The Informal Workers Organisation (iWO) is a regional labor and human rights organization, which seeks to promote and protect the rights, dignity, and welfare of informal workers in West Africa through public education, research, advocacy, lobbying, capacity building, case management, and litigation.
Nancy Kachingwe, gender and public policy advisor and co-founder, South Feminist Futures, Zimbabwe
“The vast majority of paid care workers—of which domestic workers are a significant number—work in conditions of hyper-exploitation with few or no social or even legal protections. We know that countries in the Global North depend on migrant workers to cover much of the household care work, as they do in the health and education sectors. So care work, which the COVID pandemic showed us to be essential, remains one in which there are the least labor protections, and this is largely because this work is feminized and racialized. South Feminist Futures frames its work across countries in the Global South and people from the South in the North.
For us, care work includes the underpaid and unpaid labor done by women in the Global South, and work done by Black, Indigenous, and people of color including documented and undocumented immigrants in the Global North—whether in their homes, homes of others, as well as in institutions such as hospitals, schools, and sanitation work. Under global neoliberal capitalism, the conditions of paid work are precarious, with minimal labor standards and social security. This labor is in fact work that must be ‘recognized, reduced, redistributed, and rewarded.’ And in Africa and the Global South, the intersections of race, class, gender, and ethnic exploitation and oppression are further concentrated. We must look to the root causes of this crisis, which preceded the COVID pandemic, in the context of the racist, neocolonial, and patriarchal global economic order.”
South Feminist Futures is working to address the questions of “care work” from a Global South political-economic perspective.
Lebohang Liepollo Pheko, senior research fellow, Trade Collective, South Africa
“The state routinely treats unpaid domestic work as a free gift to the market economy. This devalues the skills, time, and energy required to maintain societies, and presumes that payment to these workers is optional or minimal. In addition to domestic workers, nurses, social workers, teachers, and health workers are primarily women and their working conditions are often under-resourced, with minimal protections, and lack social, professional, and financial recognition.
I’ve always been concerned with the mischaracterization of naming this ‘care work,’ particularly because the work women are often consigned to is a result of patriarchal and gendered constructs. It is also deeply racialized, evident by the low pay and value assigned to Black and brown women’s significant care contribution globally. It is not acceptable to collectively treat women as the unpaid labor of last resort. Naming is crucial to building policy advocacy, and blanketly calling the diverse and often complex work that takes place both in and outside the domestic space does a great disservice to how hard these jobs are.
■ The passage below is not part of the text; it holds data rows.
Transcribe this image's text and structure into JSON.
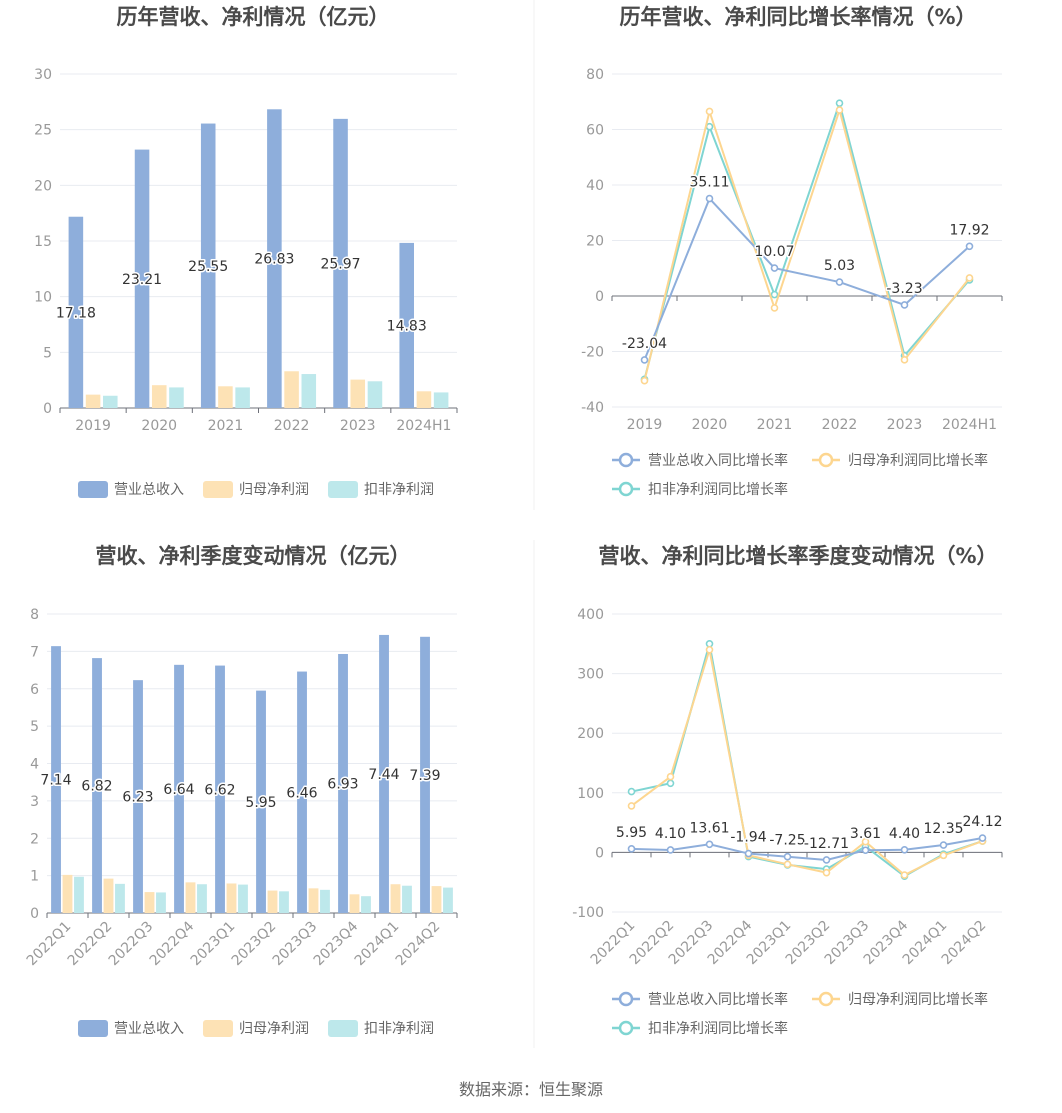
{
  "source": "数据来源：恒生聚源",
  "colors": {
    "revenue": "#8eaedb",
    "net_profit": "#fde2b5",
    "deducted_profit": "#8dd5d9",
    "revenue_line": "#8eaedb",
    "net_profit_line": "#fdd690",
    "deducted_profit_line": "#7fd5d2",
    "grid": "#e8ebf1",
    "axis": "#6e7079"
  },
  "chart_data": [
    {
      "id": "annual-bar",
      "type": "bar",
      "title": "历年营收、净利情况（亿元）",
      "categories": [
        "2019",
        "2020",
        "2021",
        "2022",
        "2023",
        "2024H1"
      ],
      "ylim": [
        0,
        30
      ],
      "yticks": [
        0,
        5,
        10,
        15,
        20,
        25,
        30
      ],
      "legend_position": "bottom",
      "series": [
        {
          "name": "营业总收入",
          "color": "#8eaedb",
          "values": [
            17.18,
            23.21,
            25.55,
            26.83,
            25.97,
            14.83
          ],
          "labels": [
            "17.18",
            "23.21",
            "25.55",
            "26.83",
            "25.97",
            "14.83"
          ]
        },
        {
          "name": "归母净利润",
          "color": "#fde2b5",
          "values": [
            1.2,
            2.05,
            1.95,
            3.3,
            2.55,
            1.5
          ]
        },
        {
          "name": "扣非净利润",
          "color": "#bde8eb",
          "values": [
            1.1,
            1.85,
            1.85,
            3.05,
            2.4,
            1.4
          ]
        }
      ]
    },
    {
      "id": "annual-line",
      "type": "line",
      "title": "历年营收、净利同比增长率情况（%）",
      "categories": [
        "2019",
        "2020",
        "2021",
        "2022",
        "2023",
        "2024H1"
      ],
      "ylim": [
        -40,
        80
      ],
      "yticks": [
        -40,
        -20,
        0,
        20,
        40,
        60,
        80
      ],
      "legend_position": "bottom",
      "series": [
        {
          "name": "营业总收入同比增长率",
          "color": "#8eaedb",
          "values": [
            -23.04,
            35.11,
            10.07,
            5.03,
            -3.23,
            17.92
          ],
          "labels": [
            "-23.04",
            "35.11",
            "10.07",
            "5.03",
            "-3.23",
            "17.92"
          ]
        },
        {
          "name": "归母净利润同比增长率",
          "color": "#fdd690",
          "values": [
            -30.5,
            66.5,
            -4.3,
            67.0,
            -23.0,
            6.5
          ]
        },
        {
          "name": "扣非净利润同比增长率",
          "color": "#7fd5d2",
          "values": [
            -30.0,
            61.0,
            0.5,
            69.5,
            -21.5,
            5.8
          ]
        }
      ]
    },
    {
      "id": "quarter-bar",
      "type": "bar",
      "title": "营收、净利季度变动情况（亿元）",
      "categories": [
        "2022Q1",
        "2022Q2",
        "2022Q3",
        "2022Q4",
        "2023Q1",
        "2023Q2",
        "2023Q3",
        "2023Q4",
        "2024Q1",
        "2024Q2"
      ],
      "ylim": [
        0,
        8
      ],
      "yticks": [
        0,
        1,
        2,
        3,
        4,
        5,
        6,
        7,
        8
      ],
      "legend_position": "bottom",
      "series": [
        {
          "name": "营业总收入",
          "color": "#8eaedb",
          "values": [
            7.14,
            6.82,
            6.23,
            6.64,
            6.62,
            5.95,
            6.46,
            6.93,
            7.44,
            7.39
          ],
          "labels": [
            "7.14",
            "6.82",
            "6.23",
            "6.64",
            "6.62",
            "5.95",
            "6.46",
            "6.93",
            "7.44",
            "7.39"
          ]
        },
        {
          "name": "归母净利润",
          "color": "#fde2b5",
          "values": [
            1.02,
            0.92,
            0.56,
            0.82,
            0.79,
            0.6,
            0.66,
            0.5,
            0.77,
            0.72
          ]
        },
        {
          "name": "扣非净利润",
          "color": "#bde8eb",
          "values": [
            0.97,
            0.78,
            0.55,
            0.77,
            0.76,
            0.58,
            0.62,
            0.45,
            0.73,
            0.68
          ]
        }
      ]
    },
    {
      "id": "quarter-line",
      "type": "line",
      "title": "营收、净利同比增长率季度变动情况（%）",
      "categories": [
        "2022Q1",
        "2022Q2",
        "2022Q3",
        "2022Q4",
        "2023Q1",
        "2023Q2",
        "2023Q3",
        "2023Q4",
        "2024Q1",
        "2024Q2"
      ],
      "ylim": [
        -100,
        400
      ],
      "yticks": [
        -100,
        0,
        100,
        200,
        300,
        400
      ],
      "legend_position": "bottom",
      "series": [
        {
          "name": "营业总收入同比增长率",
          "color": "#8eaedb",
          "values": [
            5.95,
            4.1,
            13.61,
            -1.94,
            -7.25,
            -12.71,
            3.61,
            4.4,
            12.35,
            24.12
          ],
          "labels": [
            "5.95",
            "4.10",
            "13.61",
            "-1.94",
            "-7.25",
            "-12.71",
            "3.61",
            "4.40",
            "12.35",
            "24.12"
          ]
        },
        {
          "name": "归母净利润同比增长率",
          "color": "#fdd690",
          "values": [
            78,
            127,
            340,
            -5,
            -20,
            -34,
            18,
            -38,
            -5,
            19
          ]
        },
        {
          "name": "扣非净利润同比增长率",
          "color": "#7fd5d2",
          "values": [
            102,
            116,
            350,
            -7,
            -21,
            -28,
            10,
            -40,
            -3,
            19
          ]
        }
      ]
    }
  ]
}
The term also oversimplifies the complex work of maintaining society and the contribution this labor makes to the market economy. It also ignores the necessary intersectional power and structural analysis necessary to redefine the idea of social reproduction, redistribution, and dismantling of racialized capitalism in a post-COVID world.”
Trade Collective is a feminist and advocacy think tank.
Nancy Moloantoa is the portfolio lead for socioeconomic rights at the Open Society Foundation for South Africa.